Matthew A. Sprosty’s world premiere of Malicious Bunny contains an amazing scene. Near the end of Act One, blue collar worker Jonathan (Markus Taylor) visits the very swank, expensive apartment of his wife Angela’s (Heidi-Marie Ferren) parents. Mr. and Mrs. Parsby (Larry Gilman and Jennifer Edwards) pretty clearly despise their son-in-law. They certainly have no desire to look at him, much less talk with him. Reasons why—apart from the snobbery of money—emerge as Jonathan, whose visit clearly surprises them, insists on staying. What the parents don’t realize is that Angela is with them as well. She listens to it all via her husband’s Bluetooth, and she remains in constant communication with him.
Honestly, doesn’t that description whet your dramatic appetite, at least a bit? Because honestly, this wonderful scene eclipses everything else in the play.
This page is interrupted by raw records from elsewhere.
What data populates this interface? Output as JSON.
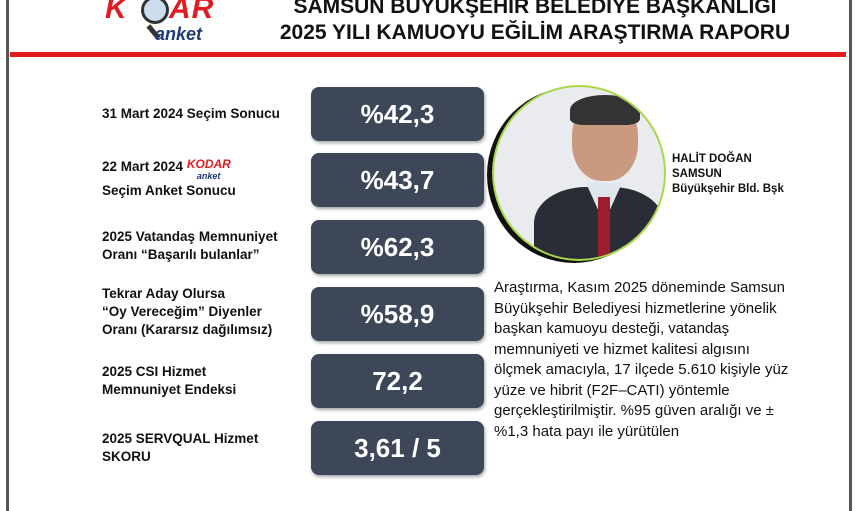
{
  "header": {
    "logo_text": "KODAR anket",
    "title_line1": "SAMSUN BÜYÜKŞEHİR BELEDİYE BAŞKANLIĞI",
    "title_line2": "2025 YILI KAMUOYU EĞİLİM ARAŞTIRMA RAPORU",
    "accent_color": "#e31b1b"
  },
  "metrics": [
    {
      "label_lines": [
        "31 Mart 2024 Seçim Sonucu"
      ],
      "value": "%42,3"
    },
    {
      "label_lines": [
        "22 Mart 2024",
        "Seçim Anket Sonucu"
      ],
      "logo_text": "KODAR anket",
      "value": "%43,7"
    },
    {
      "label_lines": [
        "2025 Vatandaş Memnuniyet",
        "Oranı “Başarılı bulanlar”"
      ],
      "value": "%62,3"
    },
    {
      "label_lines": [
        "Tekrar Aday Olursa",
        "“Oy Vereceğim” Diyenler",
        "Oranı (Kararsız dağılımsız)"
      ],
      "value": "%58,9"
    },
    {
      "label_lines": [
        "2025 CSI Hizmet",
        "Memnuniyet Endeksi"
      ],
      "value": "72,2"
    },
    {
      "label_lines": [
        "2025 SERVQUAL Hizmet",
        "SKORU"
      ],
      "value": "3,61 / 5"
    }
  ],
  "mayor": {
    "name": "HALİT DOĞAN",
    "line2": "SAMSUN",
    "line3": "Büyükşehir Bld. Bşk"
  },
  "description": "Araştırma, Kasım 2025 döneminde Samsun Büyükşehir Belediyesi hizmetlerine yönelik başkan kamuoyu desteği, vatandaş memnuniyeti ve hizmet kalitesi algısını ölçmek amacıyla, 17 ilçede 5.610 kişiyle yüz yüze ve hibrit (F2F–CATI) yöntemle gerçekleştirilmiştir. %95 güven aralığı ve ±%1,3 hata payı ile yürütülen",
  "box_color": "#3d4757"
}
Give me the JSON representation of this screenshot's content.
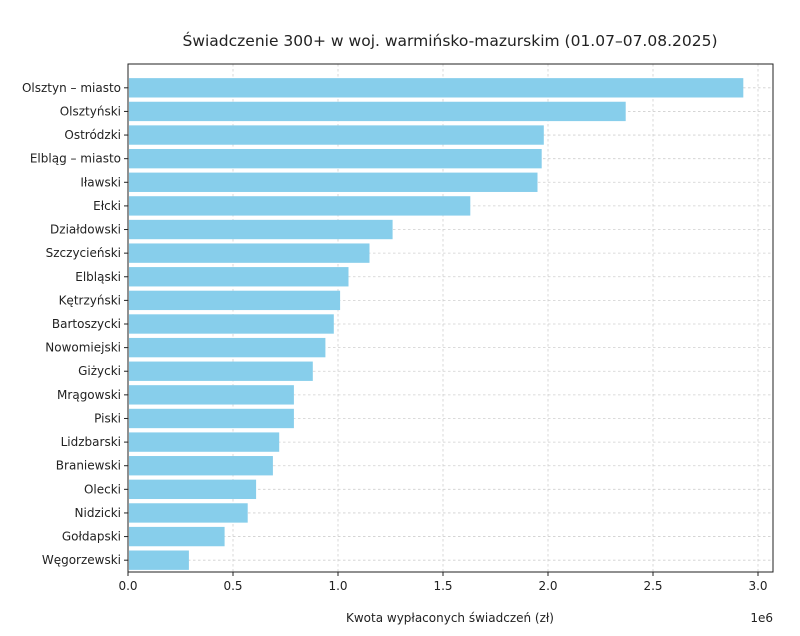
{
  "chart_data": {
    "type": "bar",
    "orientation": "horizontal",
    "title": "Świadczenie 300+ w woj. warmińsko-mazurskim (01.07–07.08.2025)",
    "xlabel": "Kwota wypłaconych świadczeń (zł)",
    "ylabel": "",
    "x_scale_label": "1e6",
    "xlim": [
      0,
      3000000
    ],
    "xticks": [
      0,
      500000,
      1000000,
      1500000,
      2000000,
      2500000,
      3000000
    ],
    "xtick_labels": [
      "0.0",
      "0.5",
      "1.0",
      "1.5",
      "2.0",
      "2.5",
      "3.0"
    ],
    "grid": true,
    "bar_color": "#87ceeb",
    "categories": [
      "Olsztyn – miasto",
      "Olsztyński",
      "Ostródzki",
      "Elbląg – miasto",
      "Iławski",
      "Ełcki",
      "Działdowski",
      "Szczycieński",
      "Elbląski",
      "Kętrzyński",
      "Bartoszycki",
      "Nowomiejski",
      "Giżycki",
      "Mrągowski",
      "Piski",
      "Lidzbarski",
      "Braniewski",
      "Olecki",
      "Nidzicki",
      "Gołdapski",
      "Węgorzewski"
    ],
    "values": [
      2930000,
      2370000,
      1980000,
      1970000,
      1950000,
      1630000,
      1260000,
      1150000,
      1050000,
      1010000,
      980000,
      940000,
      880000,
      790000,
      790000,
      720000,
      690000,
      610000,
      570000,
      460000,
      290000
    ]
  }
}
It plays out with tension and mystery, character and tensions emerging one after another, while the cast does a genuinely splendid job.
It also leads up to murder.
Here lies the problem. Not that we already know such is the reason for the visit (although from a technical point of view that does weaken the scene) but because the rest of the play never reaches this level. Understand—elements turn out quite interesting, even engaging, but overall the script remains uneven. Billed a dark comedy, honestly I hardly ever laughed or even grinned. Part of that must lie with the slow way scenes shifted (this remains a complaint of mine with many productions—no one wants to watch furniture being moved) but also frankly the lack of insight we receive about most of the characters. The only one who consistently seems very much alive and himself is Greg (Andrew McIntyre) whose relationship with best friend Jonathan remains the biggest unexplored mystery of the play.
Clearly, the playwright has some real talent. Ditto the cast. Director Bryan Fox shows some skill and cleverness, albeit amid some problems, but truthfully the production does not gel into a coherent experience. Given its avowed nature as a comedy, this comes down more than anything to rhythm. One can indeed shift tone and genre successfully and to great effect. But the skill to do so only shows in small flashes. Meanwhile three extremely minor characters—the Pit Boss (Nicholas Maes), Detective Grilling (Tess Kartel) and Detective Ispy (James Vallejo)—seem wasted. Honestly I could not figure a single reason for the first of the three to even be in the script! The other two come across as just weird, but purposelessly so. I like weird. But weird needs to fit. Just as a deliberately jarring note in a piece of music has to be the right jarring note and placed in just the right moment.